Our Fascist Idiocracy: June 2, 2025

Today’s letters are P, D and B!

Maybe Sesame Street could help? Oh, wait. Donald Trump has been briefed on national security issues just 14 times since he took office. The normal number by now should be around 60 briefings. It shouldn’t even have to be said but when presidents are up to date on world events, bad things can happen. Months before the 9/11 attacks, George W. Bush, our second stupidest president, dismissed a PDB on Bin Laden months by telling his advisor, “All right. You’ve covered your ass.” To counter Trump’s boredom with these critical issues, National Security Advisor Tulsi Gabbard has come up with a unique idea. She wants to produce the PBD to resemble a Fox News segment. Sesame Street would be an even better way to keep the babyman’s attention. Too bad he canceled PBS.

Elon’s Ketamine bladder. The New York Times and other sources have reported that during his time as co-president of the United States, Elon Musk’s Ketamine abuse was so excessive that it damaged his bladder. This has led to speculation that as a result the world’s richest man often peed in his pants. Excessive recreational use of the anesthetic drug causes Ketamine Bladder Syndrome. The number one symptom of KBS is not excessive urination. According to urologists, the symptoms are:

  • Pain on passing urine
  • Blood in urine
  • Incontinence (having accidents)
  • Needing to go to the toilet more frequently
  • Feeling a sense of urgency to pass urine (even when it hasn’t been long since you last went)
  • Needing to get up in the night to pass urine
  • Pain in the lower abdomen and pelvis area

Pharmacy benefit managers. Writing in Salon.com, former Vermont Gov. Howard Dean, a physician, suggests that Democrats should dismantle a ‘legal’ drug cartel: corporate pharmacy benefit managers.

These middlemen in the drug supply chain don’t discover new medicines. They don’t manufacture them. They don’t even physically dispense most prescriptions. Yet they rake in tens of billions of dollars each year by driving up costs for everyone else — especially patients battling cancer, HIV, heart disease, and autoimmune conditions.

In their report, FTC investigators documented how the PBM industry — which is dominated by just three firms, CVS Caremark, Express Scripts, and OptumRx, that collectively oversee roughly 80% of all prescriptions dispensed nationwide — imposed eye-popping markups on generic drugs used to treat deadly diseases.

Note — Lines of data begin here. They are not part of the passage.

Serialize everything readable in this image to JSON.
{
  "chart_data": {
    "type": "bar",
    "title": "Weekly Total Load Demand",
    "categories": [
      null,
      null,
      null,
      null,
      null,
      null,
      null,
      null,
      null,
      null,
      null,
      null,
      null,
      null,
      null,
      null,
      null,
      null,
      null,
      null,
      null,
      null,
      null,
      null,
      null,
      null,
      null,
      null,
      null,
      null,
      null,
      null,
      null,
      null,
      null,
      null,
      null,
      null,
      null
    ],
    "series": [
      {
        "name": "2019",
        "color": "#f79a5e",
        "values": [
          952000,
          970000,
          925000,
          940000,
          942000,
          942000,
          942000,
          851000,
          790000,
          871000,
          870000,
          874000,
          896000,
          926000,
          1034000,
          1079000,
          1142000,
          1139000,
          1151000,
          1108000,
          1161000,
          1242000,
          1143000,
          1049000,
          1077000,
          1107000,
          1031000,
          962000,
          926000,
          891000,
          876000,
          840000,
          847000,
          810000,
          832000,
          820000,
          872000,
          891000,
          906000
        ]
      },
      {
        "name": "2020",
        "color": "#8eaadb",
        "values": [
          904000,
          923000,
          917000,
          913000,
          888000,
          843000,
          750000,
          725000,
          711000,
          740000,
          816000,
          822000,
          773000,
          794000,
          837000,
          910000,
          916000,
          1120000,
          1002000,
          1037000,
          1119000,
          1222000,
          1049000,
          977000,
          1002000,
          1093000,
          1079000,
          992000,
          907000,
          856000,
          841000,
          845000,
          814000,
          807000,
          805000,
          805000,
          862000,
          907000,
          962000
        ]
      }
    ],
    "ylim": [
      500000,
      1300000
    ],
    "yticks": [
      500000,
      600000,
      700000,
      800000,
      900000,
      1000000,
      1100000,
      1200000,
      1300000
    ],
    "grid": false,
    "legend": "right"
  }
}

The PBMs’ affiliated pharmacies charged hundreds — even thousands — of percent more than they paid to acquire drugs like the cancer treatment Gleevec and multiple sclerosis medication Ampyra.

Underpinning this is a universal misunderstanding about our approach to healthcare. U.S. healthcare delivery is not a “system.” It’s a legalized criminal racket. Private health insurance corporations, like pharmacy benefit managers, provide no service to patients or their providers. They are nothing more than paywalls that suck up working- and middle-class income to benefit billion-dollar corporations’ bottom lines. It’s a sickness at the heart of U.S. healthcare.